Jedes der Kinder (und ich als Bass-Stimme) sang nun die Melodie auf einer eigenen Spur ins Mikrofon, wobei die über Kopfhörer mitgehörten Akkorde auf der untersten Spur beim Treffen der Töne halfen und ein mitlaufendes Metronom im Kopfhörer den Takt angab.

Wir verschoben dann die vier Aufnahmen gegeneinander jeweils um 4 Takte, wir erzeugten also den Kanon einfach durch Montage auf dem Bildschirm. Das Ergebnis ist in Abb. 3 deutlich zu sehen und in Hb 2 zu hören. Die Aufnahme endet, wenn die zuletzt einsetzende Stimme (Bass) die Melodie einmal ganz gesungen hat.

 

Abb. 3

 

Hb.2

Realisation eines Kanons mit Computerhilfe

Zu einem Kanon gehört aber auch, dass eine Stimme, wenn sie die Melodie zu Ende gesungen hat, nicht aufhört, sondern sofort wieder von vorn anfängt. Auch dies haben wir mit einem Kunstgriff bewerkstelligt. Wir kopierten den gesungenen Part und setzten ihn einfach noch einmal hinten dran.

Abb. 4 zeigt das Ergebnis:

In Hb 3 ist es zu hören. Jetzt hören alle Stimmen gemeinsam auf, wenn der Bass seine Melodie einmal ganz gesungen hat. An dieser Stelle haben wir alle anderen Stimmen einfach abgeschnitten.

Wie oft im Theorieunterricht, entfachte eine witzige Textvorgabe die schöpferische Fantasie der Kinder, und so "dichteten" sie gleich noch eine zweite und dritte Strophe, die rhythmisch auf die erste Strophe passt, also auf der gleichen Melodie gesungen werden kann:

 

Wenn im Nest dann liegt das Ei,

gibt’s ne große Gackerei.

Hört der Bauer den Krawall,

saust er in den Hühnerstall.

 

Sieht er dann das Ei im Nest,

hält er’s Huhn am Kragen fest,

sagt ihm: „Gib nun endlich Ruh!“

und hält dem Huhn den Schnabel zu.

 

Wir nahmen auch diese beiden Strophen auf und montierten sie wie die erste Strophe; außerdem eröffneten wir eine weitere Audio-Spur, auf der einer der Komponisten den Text der folgenden Strophe sprach, weil der Text beim mehrstimmigen Singen schwer zu verstehen war. Die Text-Spur liegt ganz unten. Die Textstellen haben wir zwischen die gesungenen Strophen montiert:  Die Pausen auf den Musikspuren sind in Abb. 5 deutlich zu erkennen. Sie zeigt den fertigen Gesamtverlauf mit drei Strophen und den drei Textpassagen.

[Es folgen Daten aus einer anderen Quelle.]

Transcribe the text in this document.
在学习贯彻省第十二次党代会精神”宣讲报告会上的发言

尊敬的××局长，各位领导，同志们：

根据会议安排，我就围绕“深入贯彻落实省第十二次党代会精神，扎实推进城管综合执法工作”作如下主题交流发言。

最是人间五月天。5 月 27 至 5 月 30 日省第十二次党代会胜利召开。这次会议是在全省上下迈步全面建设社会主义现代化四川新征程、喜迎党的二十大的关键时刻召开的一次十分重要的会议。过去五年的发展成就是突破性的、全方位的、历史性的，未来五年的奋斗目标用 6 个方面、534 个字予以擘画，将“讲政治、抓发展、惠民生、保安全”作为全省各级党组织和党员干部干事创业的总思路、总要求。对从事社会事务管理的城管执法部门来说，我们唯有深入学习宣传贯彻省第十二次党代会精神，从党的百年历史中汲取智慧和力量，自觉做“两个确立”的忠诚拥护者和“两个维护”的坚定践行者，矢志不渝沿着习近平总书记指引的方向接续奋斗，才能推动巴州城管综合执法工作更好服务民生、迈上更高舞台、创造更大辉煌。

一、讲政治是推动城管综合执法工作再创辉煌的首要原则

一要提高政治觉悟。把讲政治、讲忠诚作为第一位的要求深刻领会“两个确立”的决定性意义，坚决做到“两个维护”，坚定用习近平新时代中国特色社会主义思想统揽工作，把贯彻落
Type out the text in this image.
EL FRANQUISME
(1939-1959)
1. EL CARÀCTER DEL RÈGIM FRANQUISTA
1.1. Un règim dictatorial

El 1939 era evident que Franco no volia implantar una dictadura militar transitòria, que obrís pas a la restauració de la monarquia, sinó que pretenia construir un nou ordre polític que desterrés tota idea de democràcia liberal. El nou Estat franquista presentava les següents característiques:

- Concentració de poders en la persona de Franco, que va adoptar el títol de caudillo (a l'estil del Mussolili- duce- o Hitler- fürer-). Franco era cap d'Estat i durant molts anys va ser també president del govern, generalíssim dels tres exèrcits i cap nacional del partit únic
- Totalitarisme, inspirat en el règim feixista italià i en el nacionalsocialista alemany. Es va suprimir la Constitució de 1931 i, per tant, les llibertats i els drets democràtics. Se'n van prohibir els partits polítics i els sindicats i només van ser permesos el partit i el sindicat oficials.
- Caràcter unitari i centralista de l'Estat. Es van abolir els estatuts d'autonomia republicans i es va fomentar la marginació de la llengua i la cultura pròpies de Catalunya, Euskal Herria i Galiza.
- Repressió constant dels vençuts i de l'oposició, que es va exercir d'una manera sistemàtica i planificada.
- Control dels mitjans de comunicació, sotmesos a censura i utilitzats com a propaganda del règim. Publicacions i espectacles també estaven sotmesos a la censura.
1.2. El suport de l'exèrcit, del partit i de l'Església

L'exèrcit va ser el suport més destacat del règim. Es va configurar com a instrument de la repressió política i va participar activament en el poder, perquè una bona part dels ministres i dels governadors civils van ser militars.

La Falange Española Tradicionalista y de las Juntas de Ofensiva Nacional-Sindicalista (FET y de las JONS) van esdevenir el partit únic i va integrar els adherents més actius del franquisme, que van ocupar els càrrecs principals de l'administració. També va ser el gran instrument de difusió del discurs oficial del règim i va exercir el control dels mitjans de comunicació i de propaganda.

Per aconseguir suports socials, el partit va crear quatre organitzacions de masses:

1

Die Musik wird in der App von links nach rechts abgespielt; eine wandernde senkrechte Linie, hier zwischen Takt 41 und 45, zeigt bei der Wiedergabe die aktuelle Position an.

Abb. 5

Mit der fertigen Montage sind die Möglichkeiten der digitalen Musikproduktion noch nicht erschöpft. Ein Fenster der App enthält ein simuliertes Mischpult (Abb. 6), in dem die Lautstärke der Spuren separat geregelt werden kann. Wir stellten fest, dass die Kinder bei der Aufnahme unterschiedlich laut gesungen hatten, und glichen die Unterschiede mit den Reglern aus, wie an deren unterschiedlicher Position zu sehen ist. In den kleinen waagerechten Fenstern über den Reglern kann man zudem die Position einer Spur im Stereo-Panorama separat einstellen, so dass beim Abhören einzelne Spuren scheinbar von rechts, von links oder aus der Mitte kommen.

Abb. 6

Dann haben wir der Aufnahme noch ein wenig „Feinpolitur“ hinzugefügt: In einem sogenannten „Equalizer“ (Abb. 7), auch in der App enthalten, lassen sich tiefe und hohe Frequenzen der Stimme (Zischlaute) absenken oder verstärken, und schließlich haben wir noch ein wenig Glanz in Form von künstlichem Raumhall über unser Kunstwerk gegossen.

Abb. 7

Als „Schluss-Gag“ haben wir ein Huhn, das ich in einem Geräusche-Magazin im Internet fand, in die App importiert und gackern lassen ... bis der Bauer ihm, wie in der dritten Strophe berichtet, den Schnabel zuhält.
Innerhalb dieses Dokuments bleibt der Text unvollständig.